Although the turtle population at the estate appears stable, predators concern park natural resource managers. Park units that are located in suburban areas throughout the Northeast are experiencing an increase in raccoons and skunks, which are nest raiders. Because raccoons and skunks can gain easy access to food supplies from sources such as garbage they become subsidized predators and their numbers are increasing. Even though skunks, raccoons, and turtles have coexisted for thousands of years the natural balance can change when predator populations reach unnaturally high levels. Turtles are slow reproducers and lay just six to eight eggs per year and they are especially vulnerable until they develop a hard shell to protect them.

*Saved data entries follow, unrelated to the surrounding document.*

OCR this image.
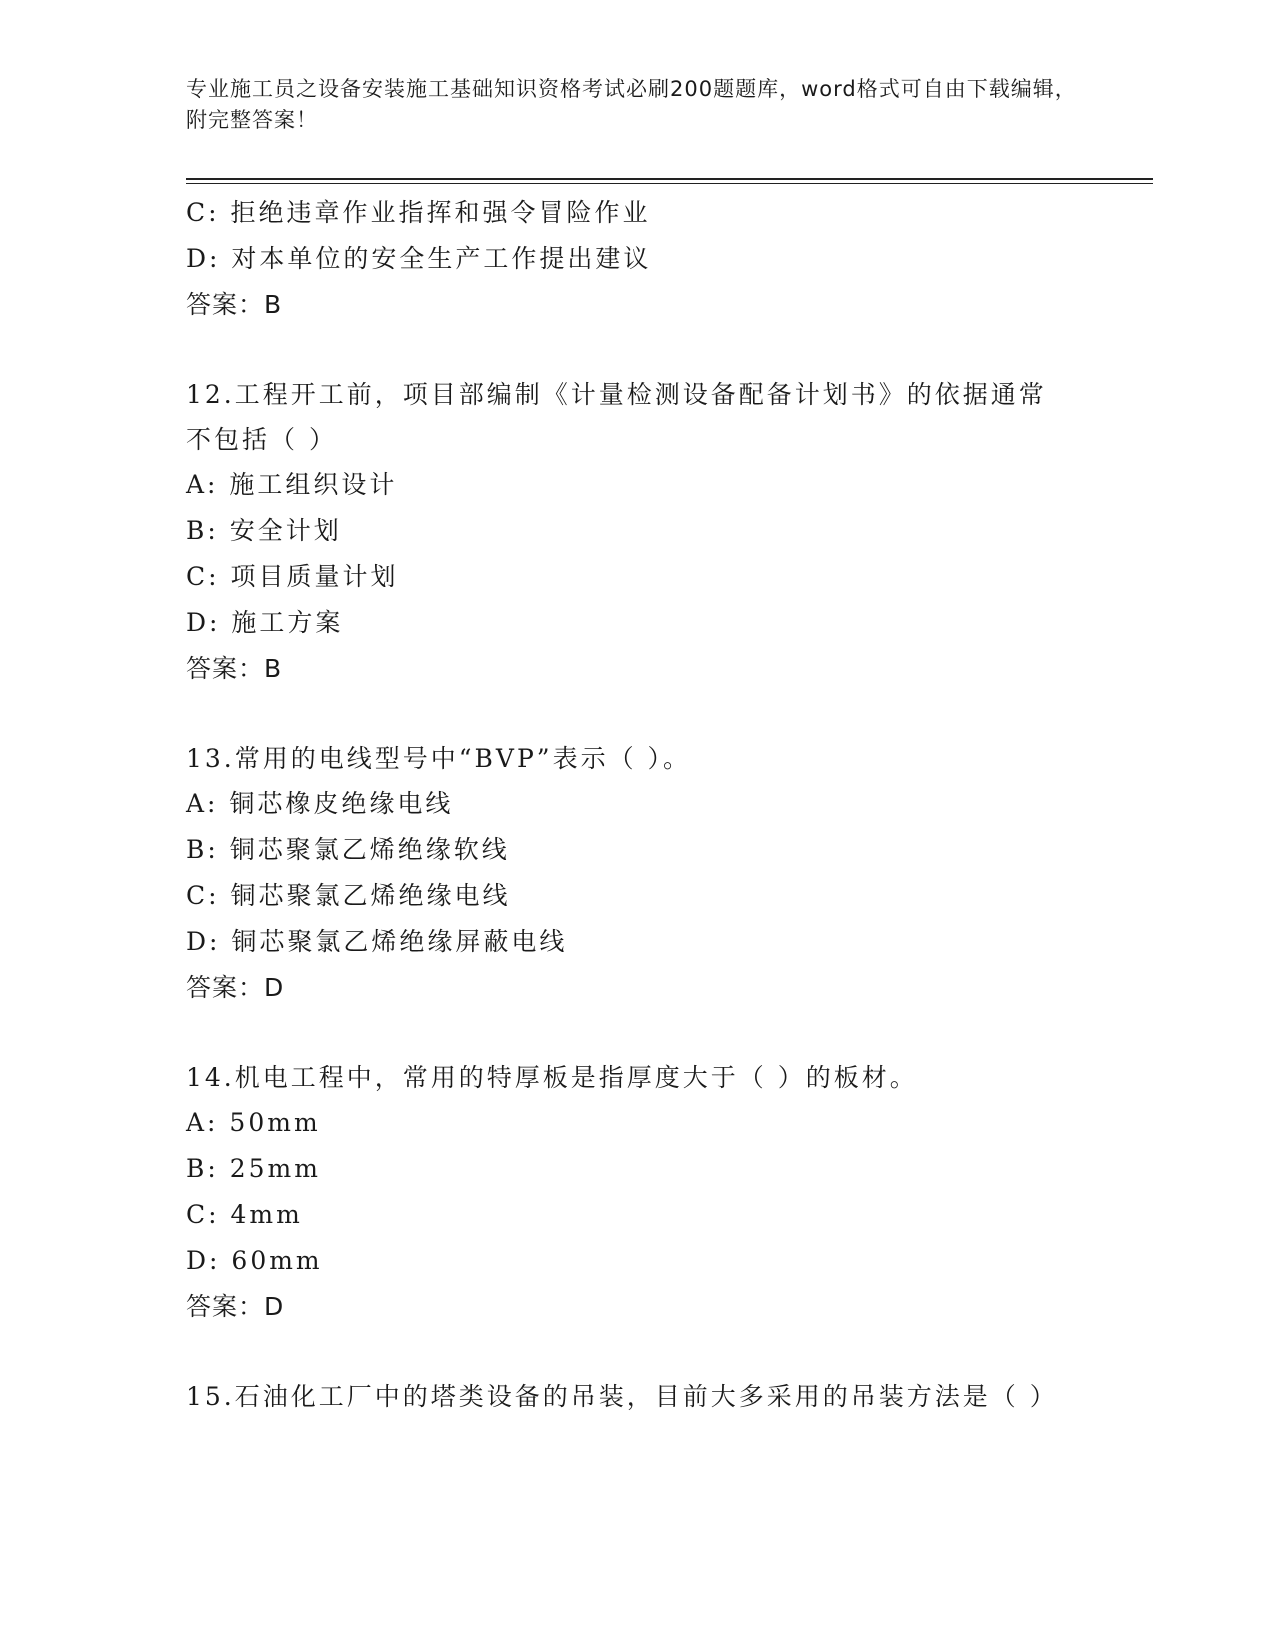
专业施工员之设备安装施工基础知识资格考试必刷200题题库，word格式可自由下载编辑，附完整答案！
C: 拒绝违章作业指挥和强令冒险作业
D: 对本单位的安全生产工作提出建议
答案：B
12.工程开工前，项目部编制《计量检测设备配备计划书》的依据通常不包括（ ）
A: 施工组织设计
B: 安全计划
C: 项目质量计划
D: 施工方案
答案：B
13.常用的电线型号中“BVP”表示（ ）。
A: 铜芯橡皮绝缘电线
B: 铜芯聚氯乙烯绝缘软线
C: 铜芯聚氯乙烯绝缘电线
D: 铜芯聚氯乙烯绝缘屏蔽电线
答案：D
14.机电工程中，常用的特厚板是指厚度大于（ ）的板材。
A: 50mm
B: 25mm
C: 4mm
D: 60mm
答案：D
15.石油化工厂中的塔类设备的吊装，目前大多采用的吊装方法是（ ）
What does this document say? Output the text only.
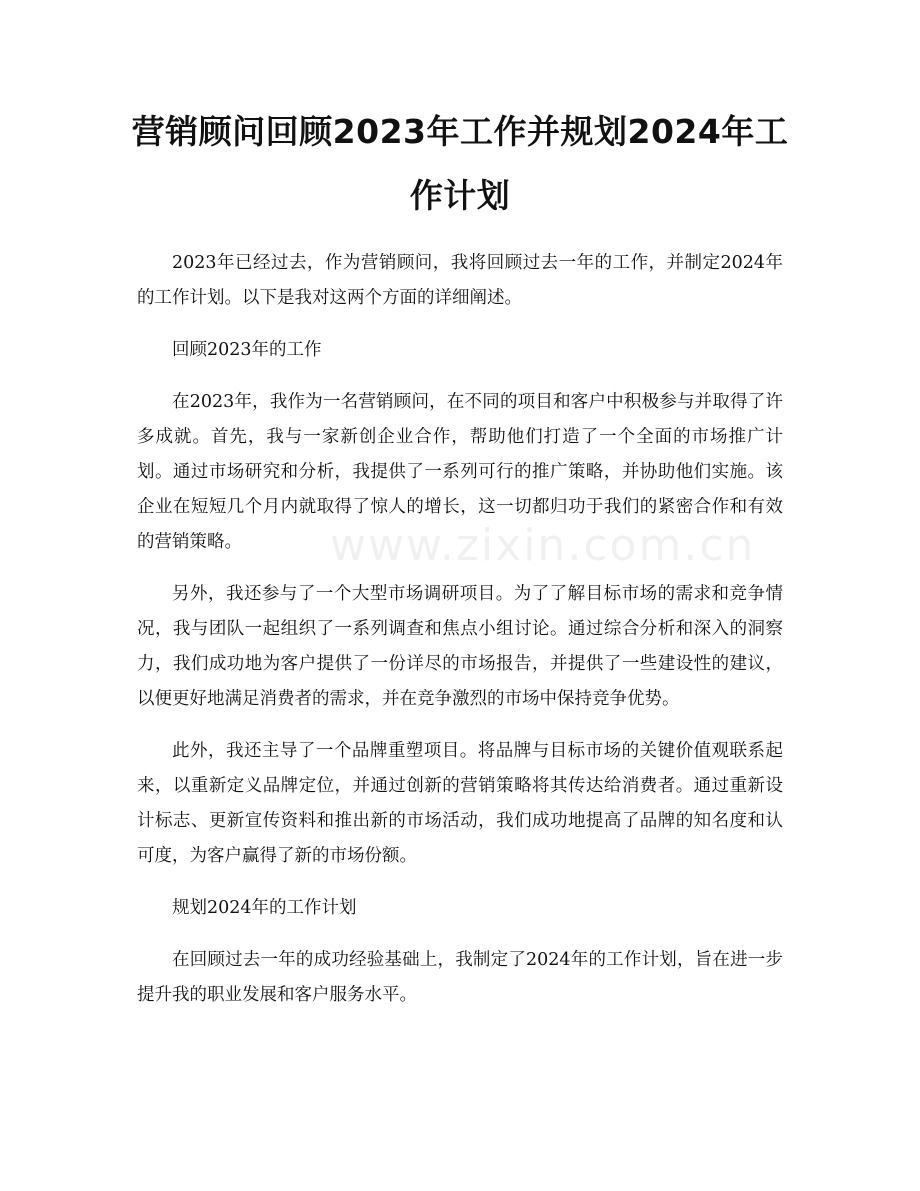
www.zixin.com.cn
营销顾问回顾2023年工作并规划2024年工作计划

2023年已经过去，作为营销顾问，我将回顾过去一年的工作，并制定2024年的工作计划。以下是我对这两个方面的详细阐述。

回顾2023年的工作

在2023年，我作为一名营销顾问，在不同的项目和客户中积极参与并取得了许多成就。首先，我与一家新创企业合作，帮助他们打造了一个全面的市场推广计划。通过市场研究和分析，我提供了一系列可行的推广策略，并协助他们实施。该企业在短短几个月内就取得了惊人的增长，这一切都归功于我们的紧密合作和有效的营销策略。

另外，我还参与了一个大型市场调研项目。为了了解目标市场的需求和竞争情况，我与团队一起组织了一系列调查和焦点小组讨论。通过综合分析和深入的洞察力，我们成功地为客户提供了一份详尽的市场报告，并提供了一些建设性的建议，以便更好地满足消费者的需求，并在竞争激烈的市场中保持竞争优势。

此外，我还主导了一个品牌重塑项目。将品牌与目标市场的关键价值观联系起来，以重新定义品牌定位，并通过创新的营销策略将其传达给消费者。通过重新设计标志、更新宣传资料和推出新的市场活动，我们成功地提高了品牌的知名度和认可度，为客户赢得了新的市场份额。

规划2024年的工作计划

在回顾过去一年的成功经验基础上，我制定了2024年的工作计划，旨在进一步提升我的职业发展和客户服务水平。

It is difficult to tell how many turtles are leaving the property in the hands of visitors, Stavdal said. Those who remove turtles from the estate are not only removing a natural resource they are removing part of a historical collection. It is violation of federal law to harass or remove wildlife from a national park.

The release of turtles that aren't part of the estate's turtles' gene pool concerns park managers. Releasing foreign turtles at the park may affect the estates historical turtle gene pool and put turtles not genetically prepared for harsh winters in jeopardy of death, said Cook. Many people don't realize that if they find a box turtle in Virginia and release it in New York that they have brought the animal to a place where it will be subjected to weather and other environmental factors that the turtle is not prepared for. "Their ancestors never experienced those conditions. Turtles are frequently moved and let go with good intentions, but often not with good results," Cook said.

Because of Nichols, Stavdal, and the Wildlife Conservation Society, the National Park Service has access to inventory information gathered for more than 80 years at the William Floyd Estate. Funding provided by the Natural Resource Challenge has enabled continuing inventories and provides valuable information to park managers, helping them to protect our nation's heritage.

"Inventories help us with informed decision making, for example ensuring that roads don't get built through important habitats. You need to know what species are at a site so you can plan and operate a park without negatively affecting its plants and wildlife. The ultimate goal is to ensure the preservation of native species and natural processes," Cook said.